퇴직금 등 청구
1. The defendant shall submit to the plaintiff the above account books and documents, including the defendant's head office.
1. Basic facts
A. The Defendant Company is a juristic person established for the purpose of manufacturing motor vehicle parts, etc. on February 19, 2013, and the Plaintiff is a shareholder whose dismissal registration was completed on June 23, 2015, after he/she was registered as a director of the Defendant Company from June 14, 2013 to September 1, 2014, in which he/she was appointed as a joint representative director and became an internal director after going through a resolution of a temporary general meeting of shareholders held on May 20, 2015 (or with the consent of 91,000 shares present at the meeting of 130,000 shares).

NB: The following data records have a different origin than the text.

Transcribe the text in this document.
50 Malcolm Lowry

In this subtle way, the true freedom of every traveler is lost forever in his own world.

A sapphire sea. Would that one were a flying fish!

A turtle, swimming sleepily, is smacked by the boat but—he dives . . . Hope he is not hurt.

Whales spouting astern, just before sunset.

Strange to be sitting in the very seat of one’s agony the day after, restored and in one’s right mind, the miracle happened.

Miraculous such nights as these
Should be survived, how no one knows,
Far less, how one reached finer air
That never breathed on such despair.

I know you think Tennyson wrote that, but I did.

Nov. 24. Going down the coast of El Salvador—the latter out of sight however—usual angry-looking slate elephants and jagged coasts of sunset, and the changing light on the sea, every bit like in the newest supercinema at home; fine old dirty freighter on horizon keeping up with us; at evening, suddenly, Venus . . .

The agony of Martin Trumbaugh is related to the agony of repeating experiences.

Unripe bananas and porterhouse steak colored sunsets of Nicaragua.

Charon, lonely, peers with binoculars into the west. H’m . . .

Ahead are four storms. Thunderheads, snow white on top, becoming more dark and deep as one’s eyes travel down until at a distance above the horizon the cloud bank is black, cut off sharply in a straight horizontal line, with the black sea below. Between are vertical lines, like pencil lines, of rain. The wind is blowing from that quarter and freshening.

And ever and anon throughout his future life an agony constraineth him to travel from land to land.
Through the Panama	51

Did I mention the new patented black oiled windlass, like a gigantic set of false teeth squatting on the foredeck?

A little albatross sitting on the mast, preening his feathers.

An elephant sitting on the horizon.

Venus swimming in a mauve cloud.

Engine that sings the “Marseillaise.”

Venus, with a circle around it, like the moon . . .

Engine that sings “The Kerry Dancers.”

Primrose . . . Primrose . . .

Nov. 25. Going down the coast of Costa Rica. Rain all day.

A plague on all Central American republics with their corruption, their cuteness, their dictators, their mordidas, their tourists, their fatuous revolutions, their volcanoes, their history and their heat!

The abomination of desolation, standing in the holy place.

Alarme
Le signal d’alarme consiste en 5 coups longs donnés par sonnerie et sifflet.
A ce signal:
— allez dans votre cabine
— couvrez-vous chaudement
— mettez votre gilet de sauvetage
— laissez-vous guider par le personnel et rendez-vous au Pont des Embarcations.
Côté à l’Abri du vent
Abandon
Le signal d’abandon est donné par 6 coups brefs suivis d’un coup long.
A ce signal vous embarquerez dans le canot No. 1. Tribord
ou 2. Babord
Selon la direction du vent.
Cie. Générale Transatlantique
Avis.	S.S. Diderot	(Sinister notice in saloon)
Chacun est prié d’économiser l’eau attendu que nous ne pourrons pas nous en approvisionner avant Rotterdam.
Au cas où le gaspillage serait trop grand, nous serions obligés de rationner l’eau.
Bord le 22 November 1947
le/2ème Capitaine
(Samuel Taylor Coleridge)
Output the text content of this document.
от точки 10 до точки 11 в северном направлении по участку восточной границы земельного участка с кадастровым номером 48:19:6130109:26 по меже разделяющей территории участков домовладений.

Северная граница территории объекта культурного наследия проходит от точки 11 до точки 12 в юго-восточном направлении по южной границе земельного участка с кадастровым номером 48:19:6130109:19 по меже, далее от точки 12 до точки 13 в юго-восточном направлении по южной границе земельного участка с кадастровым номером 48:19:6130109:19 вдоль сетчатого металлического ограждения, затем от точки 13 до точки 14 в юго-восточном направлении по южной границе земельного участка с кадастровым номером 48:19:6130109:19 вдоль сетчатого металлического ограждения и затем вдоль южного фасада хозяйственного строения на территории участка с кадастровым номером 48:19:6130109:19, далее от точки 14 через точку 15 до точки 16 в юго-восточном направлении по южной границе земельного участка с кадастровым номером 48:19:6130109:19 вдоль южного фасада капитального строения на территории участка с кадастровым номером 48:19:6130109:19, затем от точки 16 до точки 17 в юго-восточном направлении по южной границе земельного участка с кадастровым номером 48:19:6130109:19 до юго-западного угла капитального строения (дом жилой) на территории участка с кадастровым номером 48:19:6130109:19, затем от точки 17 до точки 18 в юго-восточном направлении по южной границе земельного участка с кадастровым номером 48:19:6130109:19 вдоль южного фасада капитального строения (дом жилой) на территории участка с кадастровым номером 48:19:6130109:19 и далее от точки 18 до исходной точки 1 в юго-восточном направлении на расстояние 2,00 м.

B. At the time of the resolution of the special shareholders’ meeting on May 20, 2015, the grounds for dismissal of the Plaintiff are as follows:
(A) (No. 9) 1) lack of belonging to the Plaintiff due to the failure to participate in the single conference, the second half of 2014, the second half of 2014, the second half of 2014, in which the costs and inputs of the new project proposed by the Plaintiff are a significant factor in financial deterioration.
C. According to the order to submit documents in this Court, according to the register of shareholders dated April 27, 2016, the total number of outstanding shares issued by the Defendant Company held C 71,500 shares among 130,000 shares, the Plaintiff held 39,00 shares, and D held 19,50 shares among 130,00 shares.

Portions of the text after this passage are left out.